Statistics. p values < 0.05 were considered to indicate statistical significance. Values are presented as mean ± SD when not otherwise indicated.
Causes the new 16 infants receive when you look at the Desk step one, therefore the differences when considering the brand new RDS category and you may sky-vented organizations was described in Table 2.
The coefficient of variation (range with median in parentheses) of repeated measurements was 0-20% (6%) for FRCp, 0-13% (6%) for FRCz, 0-15%(5%) for IC, and 0-14% (5%) for Crs-max. The most marked intraindividual variation was usually seen in infants with RDS. Crs-max increased between the first and last measurement in seven infants in the RDS group, and in six of these the increase was more than 10% of the initial value. The major part of the increase occurred between the first and second P-V maneuver and was thought to represent recruitment of lung volume after deep inflation. Therefore the last two P-V curves in each infant were used when calculating IC, TLC, and Crs-max. In the air-ventilated group, the first and last P-V curves were similar.
The shape of the P-V curves varied most between individuals in the RDS group. FRCz, IC, and TLC, normalized to body weight, were significantly less in the RDS group than in the air-ventilated group(Table 2, Figs. 2 and 3). However, FRCz/weight in the two groups overlapped, whereas IC/weight did not(Fig. 3). Crs-max and Cdyn were less in the RDS group, a relation that remained after the data had been normalized to weight (Table 2). When the compliance values were normalized to volume (TLC), only Crs-max was significantly less in the RDS group (Table 2). The steepest slope of the P-V curve occurred at a higher alveolar pressure in the RDS group (range 2-8, median 6 cm H2O) than in the air-ventilated group (range 3-6, median 5 cm H2O).
FRCz/TLC was greater (p < 0.05) in the RDS group (46± 10%) than in the air-ventilated group (35 ± 8%)(Table 2, Fig. 2). PCD in the group with RDS was not significantly different from PCD in the air-ventilated group (53 ± 24 versus 41 ± 32%).
This study confirms that FRC and compliance are low in mechanically ventilated neonates with severe RDS (3, 5) . In addition we found that TLC was reduced, mainly due to a markedly reduced IC. Thus, the P-V curves in RDS had smaller amplitude and were less steep(implying a lower Crs-max) than those of air-ventilated infants with normal chest radiograms.

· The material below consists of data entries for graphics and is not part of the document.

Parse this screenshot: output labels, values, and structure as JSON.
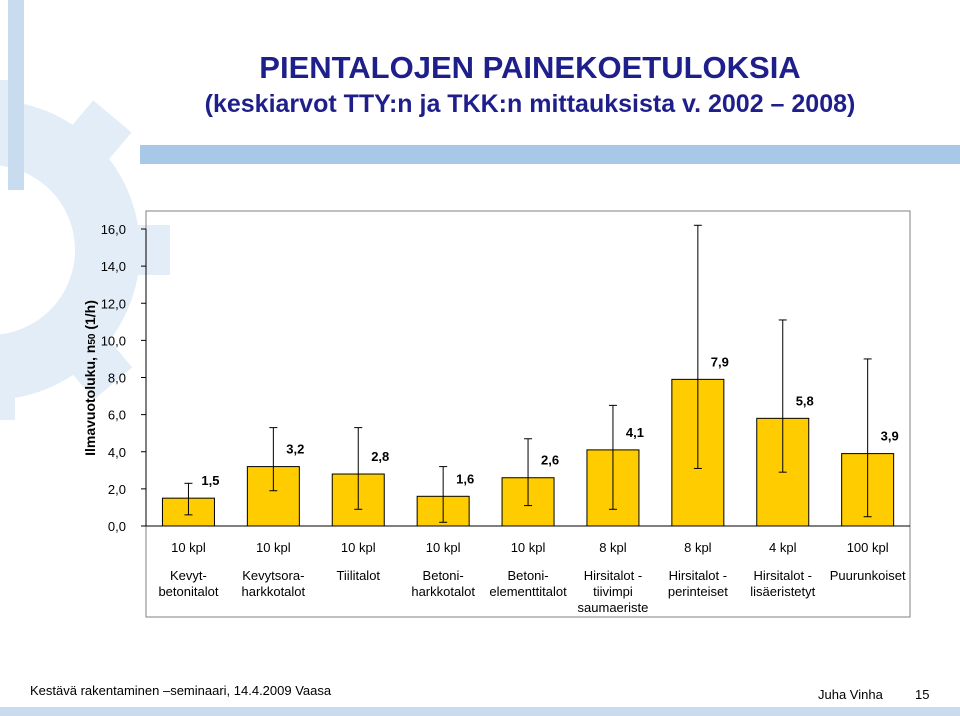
{
  "slide": {
    "title": "PIENTALOJEN PAINEKOETULOKSIA",
    "subtitle": "(keskiarvot TTY:n ja TKK:n mittauksista v. 2002 – 2008)",
    "footer_event": "Kestävä rakentaminen –seminaari, 14.4.2009 Vaasa",
    "footer_author": "Juha Vinha",
    "page_number": "15"
  },
  "colors": {
    "bar_fill": "#ffcc00",
    "bar_stroke": "#000000",
    "title": "#1f1f8c",
    "decor_gear": "#e3edf7",
    "decor_stripe": "#a8c8e8"
  },
  "chart_data": {
    "type": "bar",
    "ylabel": "Ilmavuotoluku, n50 (1/h)",
    "ylabel_main": "Ilmavuotoluku, n",
    "ylabel_sub": "50",
    "ylabel_unit": " (1/h)",
    "ylim": [
      0,
      16
    ],
    "yticks": [
      "0,0",
      "2,0",
      "4,0",
      "6,0",
      "8,0",
      "10,0",
      "12,0",
      "14,0",
      "16,0"
    ],
    "grid": false,
    "categories": [
      [
        "Kevyt-",
        "betonitalot"
      ],
      [
        "Kevytsora-",
        "harkkotalot"
      ],
      [
        "Tiilitalot"
      ],
      [
        "Betoni-",
        "harkkotalot"
      ],
      [
        "Betoni-",
        "elementtitalot"
      ],
      [
        "Hirsitalot -",
        "tiivimpi",
        "saumaeriste"
      ],
      [
        "Hirsitalot -",
        "perinteiset"
      ],
      [
        "Hirsitalot -",
        "lisäeristetyt"
      ],
      [
        "Puurunkoiset"
      ]
    ],
    "counts": [
      "10 kpl",
      "10 kpl",
      "10 kpl",
      "10 kpl",
      "10 kpl",
      "8 kpl",
      "8 kpl",
      "4 kpl",
      "100 kpl"
    ],
    "values": [
      1.5,
      3.2,
      2.8,
      1.6,
      2.6,
      4.1,
      7.9,
      5.8,
      3.9
    ],
    "value_labels": [
      "1,5",
      "3,2",
      "2,8",
      "1,6",
      "2,6",
      "4,1",
      "7,9",
      "5,8",
      "3,9"
    ],
    "ranges": [
      [
        0.6,
        2.3
      ],
      [
        1.9,
        5.3
      ],
      [
        0.9,
        5.3
      ],
      [
        0.2,
        3.2
      ],
      [
        1.1,
        4.7
      ],
      [
        0.9,
        6.5
      ],
      [
        3.1,
        16.2
      ],
      [
        2.9,
        11.1
      ],
      [
        0.5,
        9.0
      ]
    ]
  }
}
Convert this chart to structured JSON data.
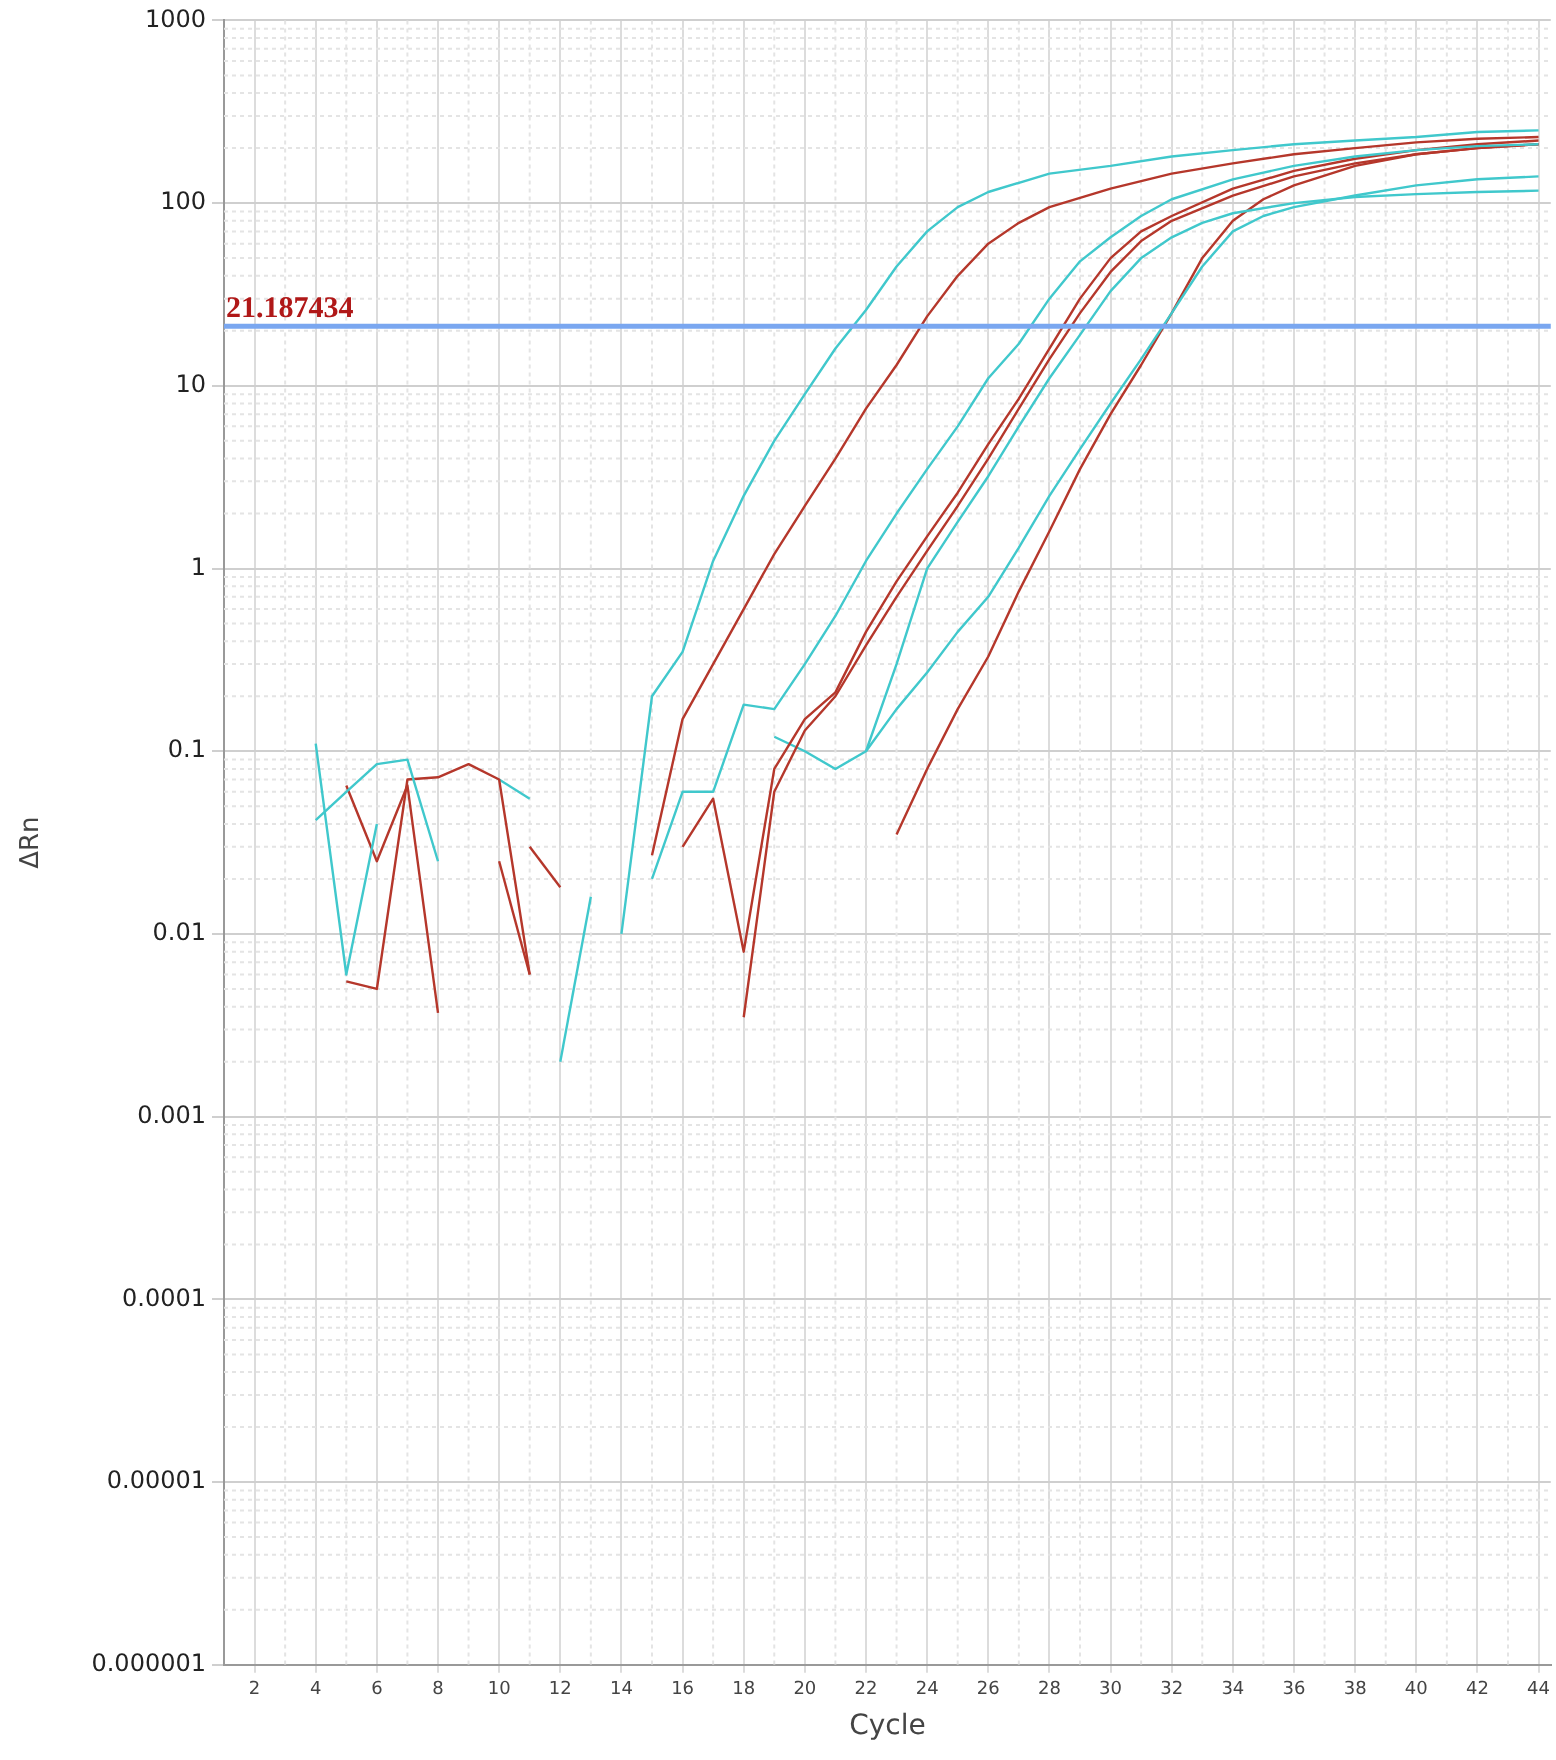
{
  "chart_data": {
    "type": "line",
    "xlabel": "Cycle",
    "ylabel": "ΔRn",
    "log": "y",
    "grid": true,
    "legend": false,
    "marker": "none",
    "line_style": "solid",
    "xlim": [
      1,
      44.4
    ],
    "xticks": [
      2,
      4,
      6,
      8,
      10,
      12,
      14,
      16,
      18,
      20,
      22,
      24,
      26,
      28,
      30,
      32,
      34,
      36,
      38,
      40,
      42,
      44
    ],
    "ylim": [
      1e-06,
      1000
    ],
    "yticks": [
      {
        "value": 1e-06,
        "label": "0.000001"
      },
      {
        "value": 1e-05,
        "label": "0.00001"
      },
      0.0001,
      0.001,
      0.01,
      0.1,
      1,
      10,
      100,
      1000
    ],
    "ref_lines": [
      {
        "axis": "y",
        "value": 21.187434,
        "label": "21.187434",
        "color": "#7aa7f0"
      }
    ],
    "series": [
      {
        "color": "#40c8cc",
        "x": [
          14,
          15,
          16,
          17,
          18,
          19,
          20,
          21,
          22,
          23,
          24,
          25,
          26,
          28,
          30,
          32,
          34,
          36,
          38,
          40,
          42,
          44
        ],
        "values": [
          0.01,
          0.2,
          0.35,
          1.1,
          2.5,
          5,
          9,
          16,
          26,
          45,
          70,
          95,
          115,
          145,
          160,
          180,
          195,
          210,
          220,
          230,
          245,
          250
        ]
      },
      {
        "color": "#b5372b",
        "x": [
          15,
          16,
          17,
          18,
          19,
          20,
          21,
          22,
          23,
          24,
          25,
          26,
          27,
          28,
          30,
          32,
          34,
          36,
          38,
          40,
          42,
          44
        ],
        "values": [
          0.027,
          0.15,
          0.3,
          0.6,
          1.2,
          2.2,
          4,
          7.5,
          13,
          24,
          40,
          60,
          78,
          95,
          120,
          145,
          165,
          185,
          200,
          215,
          225,
          230
        ]
      },
      {
        "color": "#40c8cc",
        "x": [
          15,
          16,
          17,
          18,
          19,
          20,
          21,
          22,
          23,
          24,
          25,
          26,
          27,
          28,
          29,
          30,
          31,
          32,
          34,
          36,
          38,
          40,
          42,
          44
        ],
        "values": [
          0.02,
          0.06,
          0.06,
          0.18,
          0.17,
          0.3,
          0.55,
          1.1,
          2,
          3.5,
          6,
          11,
          17,
          30,
          48,
          65,
          85,
          105,
          135,
          160,
          180,
          195,
          205,
          210
        ]
      },
      {
        "color": "#b5372b",
        "x": [
          16,
          17,
          18,
          19,
          20,
          21,
          22,
          23,
          24,
          25,
          26,
          27,
          28,
          29,
          30,
          31,
          32,
          34,
          36,
          38,
          40,
          42,
          44
        ],
        "values": [
          0.03,
          0.055,
          0.008,
          0.08,
          0.15,
          0.21,
          0.45,
          0.85,
          1.5,
          2.6,
          4.8,
          8.5,
          16,
          30,
          50,
          70,
          85,
          120,
          150,
          175,
          195,
          210,
          220
        ]
      },
      {
        "color": "#b5372b",
        "x": [
          18,
          19,
          20,
          21,
          22,
          23,
          24,
          25,
          26,
          27,
          28,
          29,
          30,
          31,
          32,
          34,
          36,
          38,
          40,
          42,
          44
        ],
        "values": [
          0.0035,
          0.06,
          0.13,
          0.2,
          0.38,
          0.7,
          1.25,
          2.2,
          4,
          7.5,
          14,
          25,
          42,
          62,
          80,
          110,
          140,
          165,
          185,
          200,
          210
        ]
      },
      {
        "color": "#40c8cc",
        "x": [
          22,
          23,
          24,
          25,
          26,
          27,
          28,
          29,
          30,
          31,
          32,
          33,
          34,
          36,
          38,
          40,
          42,
          44
        ],
        "values": [
          0.1,
          0.3,
          1,
          1.8,
          3.2,
          6,
          11,
          19,
          33,
          50,
          65,
          78,
          88,
          100,
          108,
          112,
          115,
          117
        ]
      },
      {
        "color": "#40c8cc",
        "x": [
          19,
          20,
          21,
          22,
          23,
          24,
          25,
          26,
          27,
          28,
          29,
          30,
          31,
          32,
          33,
          34,
          35,
          36,
          38,
          40,
          42,
          44
        ],
        "values": [
          0.12,
          0.1,
          0.08,
          0.1,
          0.17,
          0.27,
          0.45,
          0.7,
          1.3,
          2.5,
          4.5,
          8,
          14,
          25,
          45,
          70,
          85,
          95,
          110,
          125,
          135,
          140
        ]
      },
      {
        "color": "#b5372b",
        "x": [
          23,
          24,
          25,
          26,
          27,
          28,
          29,
          30,
          31,
          32,
          33,
          34,
          35,
          36,
          38,
          40,
          42,
          44
        ],
        "values": [
          0.035,
          0.08,
          0.17,
          0.33,
          0.75,
          1.6,
          3.5,
          7,
          13,
          25,
          50,
          80,
          105,
          125,
          160,
          185,
          200,
          210
        ]
      },
      {
        "color": "#40c8cc",
        "x": [
          4,
          5,
          6
        ],
        "values": [
          0.11,
          0.006,
          0.04
        ]
      },
      {
        "color": "#40c8cc",
        "x": [
          4,
          5,
          6,
          7,
          8
        ],
        "values": [
          0.042,
          0.06,
          0.085,
          0.09,
          0.025
        ]
      },
      {
        "color": "#b5372b",
        "x": [
          5,
          6,
          7,
          8,
          9,
          10,
          11
        ],
        "values": [
          0.0055,
          0.005,
          0.07,
          0.072,
          0.085,
          0.07,
          0.006
        ]
      },
      {
        "color": "#b5372b",
        "x": [
          5,
          6,
          7,
          8
        ],
        "values": [
          0.065,
          0.025,
          0.065,
          0.0037
        ]
      },
      {
        "color": "#40c8cc",
        "x": [
          10,
          11
        ],
        "values": [
          0.07,
          0.055
        ]
      },
      {
        "color": "#40c8cc",
        "x": [
          12,
          13
        ],
        "values": [
          0.002,
          0.016
        ]
      },
      {
        "color": "#b5372b",
        "x": [
          10,
          11
        ],
        "values": [
          0.025,
          0.006
        ]
      },
      {
        "color": "#b5372b",
        "x": [
          11,
          12
        ],
        "values": [
          0.03,
          0.018
        ]
      }
    ]
  }
}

IC and Crs-max discriminated distinctly between infants with severe RDS and those ventilated with air (Fig. 3). These measures can be obtained without knowledge of absolute lung volumes; only the readily available equipment in Fig. 1 is needed. The computerized interrupter technique has previously been used in animal RDS models (15, 16) and in a modified dating dabble version to obtain P-V diagrams in anesthetized infants and children (23) . The occlusion period of 0.08 s was chosen to obtain a high resolution of the P-V curve (20-60 data points), while still achieving an accurate pressure plateau at the end of each occlusion, indicating equilibration with the alveolar pressure (15, 24) . The short-term muscle relaxation that is necessary for performing the P-V maneuver is not harmful if there is a reasonable fit between the tracheal tube and the trachea, as was the case in the present study. However, if the tube is too small, there is the risk that relaxation of muscles in the larynx and pharynx will produce an increased leak around the tracheal tube and, especially in the sickest neonates with stiff lungs, difficulty in achieving adequate alveolar pressures during mechanical ventilation.